Week 6 questions

  1. I thought this workout was very intense. It was the first one that really had me sweating and out of breath. The first couple of times I could not complete the workout without stopping at least once, but by the third time through I got the hang of it and I made it through the whole thing.
  2. Since we are on lock down at this time, it is much easier to find the time to workout during the day. I try and do it on the same days I would if I were in school to keep a routine going.
  3. A warm up is important in order to prevent injury. Since you are going to be using major muscle groups to work out, it is important that you warm up the body. A good warm up is something that gets your heart rate up but does not over exert the body.

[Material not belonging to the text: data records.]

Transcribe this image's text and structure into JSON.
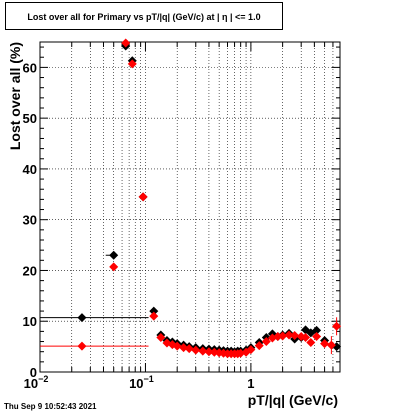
{
  "chart_data": {
    "type": "scatter",
    "title": "Lost over all for Primary vs pT/|q| (GeV/c) at |  η  | <= 1.0",
    "xlabel": "pT/|q| (GeV/c)",
    "ylabel": "Lost over all (%)",
    "xscale": "log",
    "xlim": [
      0.01,
      7
    ],
    "ylim": [
      0,
      65
    ],
    "grid": true,
    "x_tick_labels": [
      "10^-2",
      "10^-1",
      "1"
    ],
    "y_tick_labels": [
      "0",
      "10",
      "20",
      "30",
      "40",
      "50",
      "60"
    ],
    "series": [
      {
        "color": "#000000",
        "marker": "diamond",
        "points": [
          {
            "x": 0.025,
            "y": 10.7,
            "xerr_lo": 0.015,
            "xerr_hi": 0.082
          },
          {
            "x": 0.05,
            "y": 23.0,
            "xerr_lo": 0.008
          },
          {
            "x": 0.065,
            "y": 64.2
          },
          {
            "x": 0.075,
            "y": 61.3
          },
          {
            "x": 0.095,
            "y": 34.5
          },
          {
            "x": 0.12,
            "y": 12.0
          },
          {
            "x": 0.14,
            "y": 7.3
          },
          {
            "x": 0.16,
            "y": 6.2
          },
          {
            "x": 0.18,
            "y": 5.9
          },
          {
            "x": 0.2,
            "y": 5.6
          },
          {
            "x": 0.23,
            "y": 5.3
          },
          {
            "x": 0.26,
            "y": 5.0
          },
          {
            "x": 0.3,
            "y": 4.8
          },
          {
            "x": 0.35,
            "y": 4.6
          },
          {
            "x": 0.4,
            "y": 4.5
          },
          {
            "x": 0.45,
            "y": 4.4
          },
          {
            "x": 0.5,
            "y": 4.3
          },
          {
            "x": 0.55,
            "y": 4.2
          },
          {
            "x": 0.6,
            "y": 4.1
          },
          {
            "x": 0.65,
            "y": 4.1
          },
          {
            "x": 0.7,
            "y": 4.0
          },
          {
            "x": 0.75,
            "y": 4.1
          },
          {
            "x": 0.8,
            "y": 4.1
          },
          {
            "x": 0.9,
            "y": 4.3
          },
          {
            "x": 1.0,
            "y": 4.8
          },
          {
            "x": 1.2,
            "y": 5.8
          },
          {
            "x": 1.4,
            "y": 6.8
          },
          {
            "x": 1.6,
            "y": 7.5
          },
          {
            "x": 1.8,
            "y": 7.0
          },
          {
            "x": 2.0,
            "y": 7.3
          },
          {
            "x": 2.3,
            "y": 7.6
          },
          {
            "x": 2.6,
            "y": 6.5
          },
          {
            "x": 3.0,
            "y": 6.8
          },
          {
            "x": 3.3,
            "y": 8.3
          },
          {
            "x": 3.7,
            "y": 7.7
          },
          {
            "x": 4.2,
            "y": 8.2
          },
          {
            "x": 5.0,
            "y": 6.2
          },
          {
            "x": 6.5,
            "y": 5.0
          }
        ]
      },
      {
        "color": "#ff0000",
        "marker": "diamond",
        "points": [
          {
            "x": 0.025,
            "y": 5.1,
            "xerr_lo": 0.015,
            "xerr_hi": 0.082
          },
          {
            "x": 0.05,
            "y": 20.7
          },
          {
            "x": 0.065,
            "y": 64.8
          },
          {
            "x": 0.075,
            "y": 60.7
          },
          {
            "x": 0.095,
            "y": 34.5
          },
          {
            "x": 0.12,
            "y": 11.0
          },
          {
            "x": 0.14,
            "y": 6.8
          },
          {
            "x": 0.16,
            "y": 5.7
          },
          {
            "x": 0.18,
            "y": 5.4
          },
          {
            "x": 0.2,
            "y": 5.1
          },
          {
            "x": 0.23,
            "y": 4.8
          },
          {
            "x": 0.26,
            "y": 4.6
          },
          {
            "x": 0.3,
            "y": 4.3
          },
          {
            "x": 0.35,
            "y": 4.1
          },
          {
            "x": 0.4,
            "y": 4.0
          },
          {
            "x": 0.45,
            "y": 3.9
          },
          {
            "x": 0.5,
            "y": 3.8
          },
          {
            "x": 0.55,
            "y": 3.7
          },
          {
            "x": 0.6,
            "y": 3.6
          },
          {
            "x": 0.65,
            "y": 3.6
          },
          {
            "x": 0.7,
            "y": 3.6
          },
          {
            "x": 0.75,
            "y": 3.6
          },
          {
            "x": 0.8,
            "y": 3.7
          },
          {
            "x": 0.9,
            "y": 3.9
          },
          {
            "x": 1.0,
            "y": 4.4
          },
          {
            "x": 1.2,
            "y": 5.2
          },
          {
            "x": 1.4,
            "y": 6.0
          },
          {
            "x": 1.6,
            "y": 6.7
          },
          {
            "x": 1.8,
            "y": 7.0
          },
          {
            "x": 2.0,
            "y": 7.1
          },
          {
            "x": 2.3,
            "y": 7.3
          },
          {
            "x": 2.6,
            "y": 7.2
          },
          {
            "x": 3.0,
            "y": 7.0
          },
          {
            "x": 3.3,
            "y": 6.8
          },
          {
            "x": 3.7,
            "y": 5.8
          },
          {
            "x": 4.2,
            "y": 7.0
          },
          {
            "x": 5.0,
            "y": 5.6
          },
          {
            "x": 5.8,
            "y": 5.3
          },
          {
            "x": 6.5,
            "y": 9.0
          }
        ]
      }
    ]
  },
  "footer": {
    "timestamp": "Thu Sep  9 10:52:43 2021"
  }
}
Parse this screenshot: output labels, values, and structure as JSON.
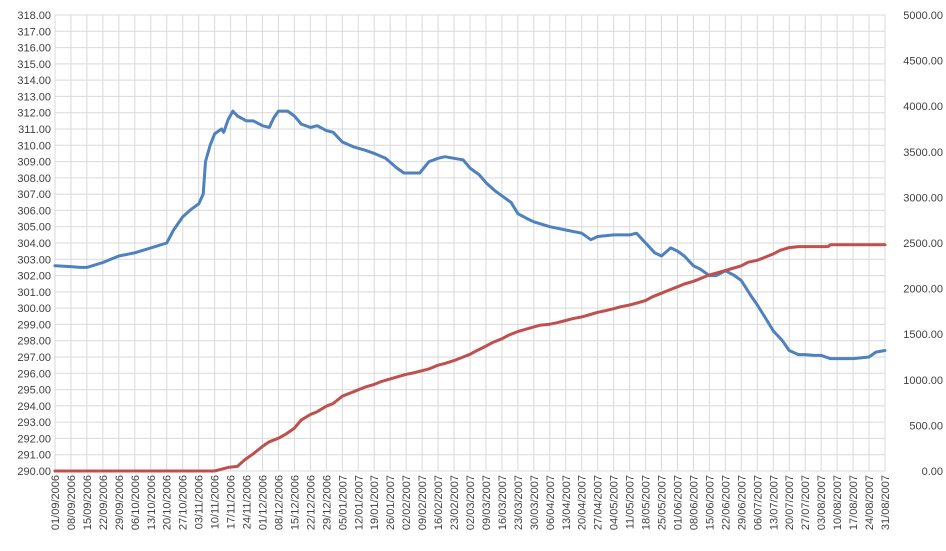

  4. I noticed that, since the beginning of this class, I have been getting stronger (because of all the chair dips and push-ups). I also noticed that I can hold a plank for longer than I used to before. I do not know if I am losing weight but I do feel like I am building muscle mass.
  5. Regular exercise boosts the HDL cholesterol, which is good for you, and decreases the triglycerides, which is the bad cholesterol. This means there is a decrease in heart diseases and strokes. Daily exercise also decreases blood pressure. Thirdly, it can decreases glucose levels, which, in turn, decreases your likelihood of getting diabetes. Lastly, paired with nutrition, daily exercise can control weight loss and weight gain, which can prevent obesity.
  6. Daily exercise can improve mood, decreases stress and helps with stress management, can improve self-esteem, and increases satisfaction in physical accomplishments.
  7. muscle conditioning helps with body composition because it decreases fat, increases the amount of calories used, and increases muscle mass.
  8. 3 stretches to improve posture are active child’s pose, standing forward fold, and downward facing dog.